3. Download and unzip latest versions of
[Stanford Parser](https://nlp.stanford.edu/software/lex-parser.shtml#Download) and 
[Stanford Tregex](https://nlp.stanford.edu/software/tregex.html#Download)

<details>

<summary>
4. Set `STANFORD_PARSER_HOME` and `STANFORD_TREGEX_HOME`
</summary>

+ Windows:

In the Environment Variables window (press `Windows`+`s`, type *env*, and press `Enter`):

```
STANFORD_PARSER_HOME=\path\to\stanford-parser-full-2020-11-17
STANFORD_TREGEX_HOME=\path\to\stanford-tregex-2020-11-17
```

+ Linux/macOS:

```sh
export STANFORD_PARSER_HOME=/path/to/stanford-parser-full-2020-11-17
export STANFORD_TREGEX_HOME=/path/to/stanford-tregex-2020-11-17
```

</details>

## <a name="usage"></a> Usage <small><sup>[Top ▲](#table-of-contents)</sup></small>

The NeoSCA runs via the command `nsca`.

1. Single input:
```sh
nsca sample1.txt 
# output will be saved in result.csv
nsca sample1.txt -o sample1.csv 
# custom output file
```

2. Multiple input:
```sh
nsca sample1.txt sample2.txt
nsca sample*.txt 
# wildcard characters are supported
nsca sample[1-10].txt
```

3. Use `-p/--reserve-parsed` 
to reserve parsed files of Stanford Parser.
Use `-m/--reserve-match` 
to reserve match results of Stanford Tregex.

```sh
nsca sample1.txt -p -m
```

4. Calling `nsca` without any arguments returns the help message.

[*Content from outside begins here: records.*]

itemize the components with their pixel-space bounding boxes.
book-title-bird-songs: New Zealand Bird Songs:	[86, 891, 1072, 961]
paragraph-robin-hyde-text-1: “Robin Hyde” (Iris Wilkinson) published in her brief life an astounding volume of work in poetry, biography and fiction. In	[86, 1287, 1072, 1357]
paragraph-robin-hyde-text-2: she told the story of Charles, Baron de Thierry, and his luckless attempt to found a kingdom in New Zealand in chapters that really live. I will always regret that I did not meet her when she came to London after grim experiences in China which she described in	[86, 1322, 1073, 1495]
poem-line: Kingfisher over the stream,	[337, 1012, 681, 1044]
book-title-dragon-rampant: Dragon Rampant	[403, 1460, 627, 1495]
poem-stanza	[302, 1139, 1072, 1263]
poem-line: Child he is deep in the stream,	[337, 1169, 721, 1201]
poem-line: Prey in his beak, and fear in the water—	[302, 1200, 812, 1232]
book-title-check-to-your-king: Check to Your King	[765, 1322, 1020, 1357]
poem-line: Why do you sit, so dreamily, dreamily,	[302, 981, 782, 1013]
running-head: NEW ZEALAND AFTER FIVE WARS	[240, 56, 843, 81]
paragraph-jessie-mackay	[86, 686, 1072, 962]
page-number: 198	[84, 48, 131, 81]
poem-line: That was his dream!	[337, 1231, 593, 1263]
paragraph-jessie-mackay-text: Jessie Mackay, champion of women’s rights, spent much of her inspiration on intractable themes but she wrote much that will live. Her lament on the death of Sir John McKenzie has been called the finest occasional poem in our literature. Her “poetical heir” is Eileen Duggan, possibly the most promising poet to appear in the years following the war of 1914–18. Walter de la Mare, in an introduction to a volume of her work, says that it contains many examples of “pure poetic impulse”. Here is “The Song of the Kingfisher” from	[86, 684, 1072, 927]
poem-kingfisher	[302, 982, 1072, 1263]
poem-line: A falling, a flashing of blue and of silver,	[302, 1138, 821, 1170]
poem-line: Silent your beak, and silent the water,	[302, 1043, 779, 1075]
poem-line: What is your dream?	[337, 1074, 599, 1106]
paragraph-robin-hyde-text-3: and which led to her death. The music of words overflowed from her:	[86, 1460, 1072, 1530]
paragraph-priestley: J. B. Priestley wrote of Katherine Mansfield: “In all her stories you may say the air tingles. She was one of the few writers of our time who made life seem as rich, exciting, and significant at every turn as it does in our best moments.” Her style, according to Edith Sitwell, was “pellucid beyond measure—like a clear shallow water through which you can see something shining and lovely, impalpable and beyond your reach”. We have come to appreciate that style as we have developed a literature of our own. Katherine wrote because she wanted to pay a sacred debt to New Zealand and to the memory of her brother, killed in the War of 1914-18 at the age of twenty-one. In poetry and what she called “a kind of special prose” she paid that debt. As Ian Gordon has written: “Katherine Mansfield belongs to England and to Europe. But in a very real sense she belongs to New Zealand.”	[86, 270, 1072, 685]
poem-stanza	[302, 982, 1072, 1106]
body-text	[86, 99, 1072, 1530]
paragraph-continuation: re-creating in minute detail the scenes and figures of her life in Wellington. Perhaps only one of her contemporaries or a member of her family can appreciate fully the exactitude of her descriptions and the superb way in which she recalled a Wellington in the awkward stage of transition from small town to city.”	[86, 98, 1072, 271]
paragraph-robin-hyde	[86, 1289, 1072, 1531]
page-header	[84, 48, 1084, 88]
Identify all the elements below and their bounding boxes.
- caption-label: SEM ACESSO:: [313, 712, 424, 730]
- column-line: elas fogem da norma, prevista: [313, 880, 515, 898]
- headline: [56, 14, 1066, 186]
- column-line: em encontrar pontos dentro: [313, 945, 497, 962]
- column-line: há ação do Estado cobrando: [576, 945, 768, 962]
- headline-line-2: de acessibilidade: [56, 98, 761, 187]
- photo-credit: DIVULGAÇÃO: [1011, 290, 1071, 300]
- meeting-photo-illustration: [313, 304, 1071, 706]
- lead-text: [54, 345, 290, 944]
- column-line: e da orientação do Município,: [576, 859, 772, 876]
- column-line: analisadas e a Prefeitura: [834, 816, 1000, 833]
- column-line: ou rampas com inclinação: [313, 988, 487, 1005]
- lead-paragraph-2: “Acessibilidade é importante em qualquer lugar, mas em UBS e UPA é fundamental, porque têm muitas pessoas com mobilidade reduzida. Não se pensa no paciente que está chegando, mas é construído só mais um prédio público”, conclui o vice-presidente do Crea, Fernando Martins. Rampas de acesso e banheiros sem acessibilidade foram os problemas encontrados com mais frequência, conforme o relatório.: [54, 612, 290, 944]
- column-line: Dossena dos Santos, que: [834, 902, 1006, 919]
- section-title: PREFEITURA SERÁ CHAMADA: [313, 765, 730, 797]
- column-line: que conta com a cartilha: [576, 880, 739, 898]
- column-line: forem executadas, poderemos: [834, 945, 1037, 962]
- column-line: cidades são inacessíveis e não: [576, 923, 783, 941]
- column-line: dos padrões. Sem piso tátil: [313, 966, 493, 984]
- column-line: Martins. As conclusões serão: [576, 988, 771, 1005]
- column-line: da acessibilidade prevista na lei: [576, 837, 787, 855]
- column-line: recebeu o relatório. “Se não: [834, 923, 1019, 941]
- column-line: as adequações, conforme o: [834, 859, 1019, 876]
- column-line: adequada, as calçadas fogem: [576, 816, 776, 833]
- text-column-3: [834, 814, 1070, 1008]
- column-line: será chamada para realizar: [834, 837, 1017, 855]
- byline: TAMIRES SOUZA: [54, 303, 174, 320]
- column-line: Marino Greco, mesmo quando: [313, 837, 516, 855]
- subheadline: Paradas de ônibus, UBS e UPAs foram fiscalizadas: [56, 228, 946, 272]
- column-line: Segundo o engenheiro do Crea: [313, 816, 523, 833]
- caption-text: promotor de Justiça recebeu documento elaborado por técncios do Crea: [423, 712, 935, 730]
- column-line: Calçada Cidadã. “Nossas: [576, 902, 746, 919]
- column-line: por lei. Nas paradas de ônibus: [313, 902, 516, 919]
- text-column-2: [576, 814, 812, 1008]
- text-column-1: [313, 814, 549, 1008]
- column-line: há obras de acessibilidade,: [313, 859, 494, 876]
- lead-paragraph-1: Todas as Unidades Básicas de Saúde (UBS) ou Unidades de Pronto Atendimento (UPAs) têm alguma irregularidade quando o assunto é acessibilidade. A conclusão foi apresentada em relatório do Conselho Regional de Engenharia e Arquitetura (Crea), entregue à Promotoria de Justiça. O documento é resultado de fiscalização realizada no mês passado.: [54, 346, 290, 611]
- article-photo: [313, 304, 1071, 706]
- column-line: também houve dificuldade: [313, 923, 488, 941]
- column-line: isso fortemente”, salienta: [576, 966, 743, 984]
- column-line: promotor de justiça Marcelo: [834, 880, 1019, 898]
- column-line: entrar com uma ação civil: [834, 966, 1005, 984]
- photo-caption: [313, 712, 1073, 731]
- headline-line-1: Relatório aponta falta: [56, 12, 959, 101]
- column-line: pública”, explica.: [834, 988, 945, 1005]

## <a name="citing"></a> Citing <small><sup>[Top ▲](#table-of-contents)</sup></small>

Please use the following citation if you use NeoSCA in your work:

```BibTeX
@misc{tan2022neosca,
author = {Tan, Long},
title = {NeoSCA},
howpublished = {\url{https://github.com/tanloong/neosca}},
year = {2022}
}
```

Also, you need to cite Lu's article describing L2SCA:

```BibTeX
@article{lu2010automatic,
title={Automatic analysis of syntactic complexity in second language writing},
author={Lu, Xiaofei},
journal={International journal of corpus linguistics},
volume={15},
number={4},
pages={474--496},
year={2010},
publisher={John Benjamins}
}
```

## <a name="license"></a> License <small><sup>[Top ▲](#table-of-contents)</sup></small>
The same as L2SCA, NeoSCA is licensed under the GNU General Public License, version 2 or later.